Stronger measures are required to maintain liquidity in the financial market and support infrastructure investment, the state-controlled newspaper said.
China’s broad money supply and new yuan loans grew more slowly than expected in May, official data on Wednesday showed, giving authorities room move on policy if desired.
Consumer inflation also remained moderate last month, quickening to 2.7%, below the annual official target of around 3%.
PBOC chief Yi Gang said last week that there was “tremendous” room to make policy adjustments if the China-U.S. trade war worsens.
“We have plenty of room in interest rates, we have plenty of room in required reserve ratio rate, and also for the fiscal, monetary policy toolkit, I think the room for adjustment is tremendous,” Yi said.
Last month, the PBOC stepped up efforts to increase loan growth and business activity, announcing a three-phase cut in regional banks’ reserve requirements to reduce financing costs for small and private companies.
It has now delivered six RRR cuts since early 2018.
But the central bank remains reluctant to lower benchmark interest rates on concerns it could risk adding to a mountain of debt and pressure the Chinese yuan, according to analysts, who say adjustments in market interest rates would be considered first.
Citing experts, China Daily said financial institutions were facing tighter liquidity in June, with authorities requiring a higher credit expansion rate in order to meet economic growth targets and issue more bonds to finance new infrastructure.
Further cuts in banks’ reserve requirements are expected this year, especially after an escalation in the U.S.-China trade war last month, when both sides hiked tariffs on each other’s goods and Washington threatened more.

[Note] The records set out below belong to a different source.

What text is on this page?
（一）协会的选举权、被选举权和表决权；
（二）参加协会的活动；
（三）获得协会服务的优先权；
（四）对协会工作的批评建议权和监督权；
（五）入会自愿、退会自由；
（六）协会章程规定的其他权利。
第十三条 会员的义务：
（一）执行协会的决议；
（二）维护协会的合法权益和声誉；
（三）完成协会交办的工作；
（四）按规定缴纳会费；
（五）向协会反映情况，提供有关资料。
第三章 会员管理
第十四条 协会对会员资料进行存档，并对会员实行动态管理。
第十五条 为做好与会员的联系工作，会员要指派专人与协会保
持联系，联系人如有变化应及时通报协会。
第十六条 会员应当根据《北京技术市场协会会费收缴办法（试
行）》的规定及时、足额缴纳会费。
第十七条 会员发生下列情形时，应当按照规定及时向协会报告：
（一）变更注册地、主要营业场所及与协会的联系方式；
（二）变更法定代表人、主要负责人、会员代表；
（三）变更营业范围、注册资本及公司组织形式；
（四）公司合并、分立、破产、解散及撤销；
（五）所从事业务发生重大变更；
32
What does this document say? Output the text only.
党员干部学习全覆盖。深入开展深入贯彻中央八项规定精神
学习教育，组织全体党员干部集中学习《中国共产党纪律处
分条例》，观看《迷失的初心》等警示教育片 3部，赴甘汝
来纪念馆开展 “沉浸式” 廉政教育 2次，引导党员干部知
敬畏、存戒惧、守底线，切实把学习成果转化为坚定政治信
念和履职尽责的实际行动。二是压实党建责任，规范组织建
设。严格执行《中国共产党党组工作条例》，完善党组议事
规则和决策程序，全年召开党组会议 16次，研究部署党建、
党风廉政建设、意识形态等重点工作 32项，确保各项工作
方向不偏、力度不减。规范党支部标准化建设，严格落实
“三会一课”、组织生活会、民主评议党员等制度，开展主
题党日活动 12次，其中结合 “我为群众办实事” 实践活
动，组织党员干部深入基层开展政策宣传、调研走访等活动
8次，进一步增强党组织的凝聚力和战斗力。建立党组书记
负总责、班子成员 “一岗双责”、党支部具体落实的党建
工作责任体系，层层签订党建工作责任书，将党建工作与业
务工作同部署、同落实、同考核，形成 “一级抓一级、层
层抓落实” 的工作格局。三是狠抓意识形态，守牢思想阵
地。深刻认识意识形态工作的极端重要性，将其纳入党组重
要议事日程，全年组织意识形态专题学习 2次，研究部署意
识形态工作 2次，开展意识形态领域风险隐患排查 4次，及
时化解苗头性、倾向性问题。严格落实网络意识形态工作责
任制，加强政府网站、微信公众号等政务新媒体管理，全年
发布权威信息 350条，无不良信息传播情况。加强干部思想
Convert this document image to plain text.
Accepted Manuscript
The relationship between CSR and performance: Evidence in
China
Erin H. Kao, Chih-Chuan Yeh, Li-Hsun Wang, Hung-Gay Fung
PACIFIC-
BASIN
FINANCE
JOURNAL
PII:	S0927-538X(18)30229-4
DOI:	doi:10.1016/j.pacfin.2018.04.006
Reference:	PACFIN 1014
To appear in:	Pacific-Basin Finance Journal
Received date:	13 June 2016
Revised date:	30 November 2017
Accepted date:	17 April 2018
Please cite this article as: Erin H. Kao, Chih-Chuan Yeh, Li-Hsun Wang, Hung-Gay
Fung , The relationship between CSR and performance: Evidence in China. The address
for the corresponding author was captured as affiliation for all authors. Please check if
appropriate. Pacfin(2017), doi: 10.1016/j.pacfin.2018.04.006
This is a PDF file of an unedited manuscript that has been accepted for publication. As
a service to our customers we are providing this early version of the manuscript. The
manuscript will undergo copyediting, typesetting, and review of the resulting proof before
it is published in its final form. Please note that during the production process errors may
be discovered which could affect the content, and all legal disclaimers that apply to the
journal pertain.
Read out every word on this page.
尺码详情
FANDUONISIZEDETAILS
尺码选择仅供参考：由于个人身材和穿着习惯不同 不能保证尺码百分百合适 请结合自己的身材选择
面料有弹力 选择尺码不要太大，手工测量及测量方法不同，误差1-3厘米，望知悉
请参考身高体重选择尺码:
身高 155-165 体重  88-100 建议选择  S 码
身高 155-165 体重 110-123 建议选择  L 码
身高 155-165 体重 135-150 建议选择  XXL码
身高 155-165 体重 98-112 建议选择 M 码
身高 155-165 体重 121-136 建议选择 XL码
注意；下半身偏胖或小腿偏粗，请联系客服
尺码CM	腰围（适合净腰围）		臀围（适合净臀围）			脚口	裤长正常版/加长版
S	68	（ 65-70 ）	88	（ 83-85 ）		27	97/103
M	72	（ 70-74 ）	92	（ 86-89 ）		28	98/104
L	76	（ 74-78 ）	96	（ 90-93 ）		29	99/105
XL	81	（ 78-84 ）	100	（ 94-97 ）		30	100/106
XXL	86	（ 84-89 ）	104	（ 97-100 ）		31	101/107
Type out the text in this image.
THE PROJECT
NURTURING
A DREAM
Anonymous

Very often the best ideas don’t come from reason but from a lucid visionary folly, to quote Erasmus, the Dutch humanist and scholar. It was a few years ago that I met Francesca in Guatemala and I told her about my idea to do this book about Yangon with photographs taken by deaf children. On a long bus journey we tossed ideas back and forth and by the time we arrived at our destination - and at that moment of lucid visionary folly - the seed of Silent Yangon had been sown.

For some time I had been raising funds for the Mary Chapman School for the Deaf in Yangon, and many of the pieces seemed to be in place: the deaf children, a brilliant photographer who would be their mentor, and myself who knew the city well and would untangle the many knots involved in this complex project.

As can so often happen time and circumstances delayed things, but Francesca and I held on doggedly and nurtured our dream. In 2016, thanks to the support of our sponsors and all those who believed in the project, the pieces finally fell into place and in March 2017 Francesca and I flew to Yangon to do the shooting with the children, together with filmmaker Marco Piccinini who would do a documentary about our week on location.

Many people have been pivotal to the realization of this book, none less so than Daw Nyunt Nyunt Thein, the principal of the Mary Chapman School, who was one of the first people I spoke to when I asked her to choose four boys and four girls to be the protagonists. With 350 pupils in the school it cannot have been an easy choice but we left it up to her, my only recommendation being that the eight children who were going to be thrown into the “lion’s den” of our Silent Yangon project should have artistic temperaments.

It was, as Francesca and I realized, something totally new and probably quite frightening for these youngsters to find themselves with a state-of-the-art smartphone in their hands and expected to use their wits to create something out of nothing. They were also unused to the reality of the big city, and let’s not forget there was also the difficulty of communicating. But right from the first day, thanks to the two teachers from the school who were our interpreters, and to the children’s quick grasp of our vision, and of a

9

U.S. President Donald Trump on Wednesday declined to set a deadline for levying tariffs on another $325 billion of Chinese goods and called the relationship with Beijing good but “testy”.
Trump, who said he still plans to meet with Chinese President Xi Jinping at a G20 summit later this month, has repeatedly threatened to escalate a months-long trade war by putting tariffs on nearly all of the remaining Chinese imports not already affected by U.S. levies, including products such as cell phones, computers and clothing.
Trump has said previously that he would decide after the G20 meeting in Japan at the end of June whether to carry out his threat.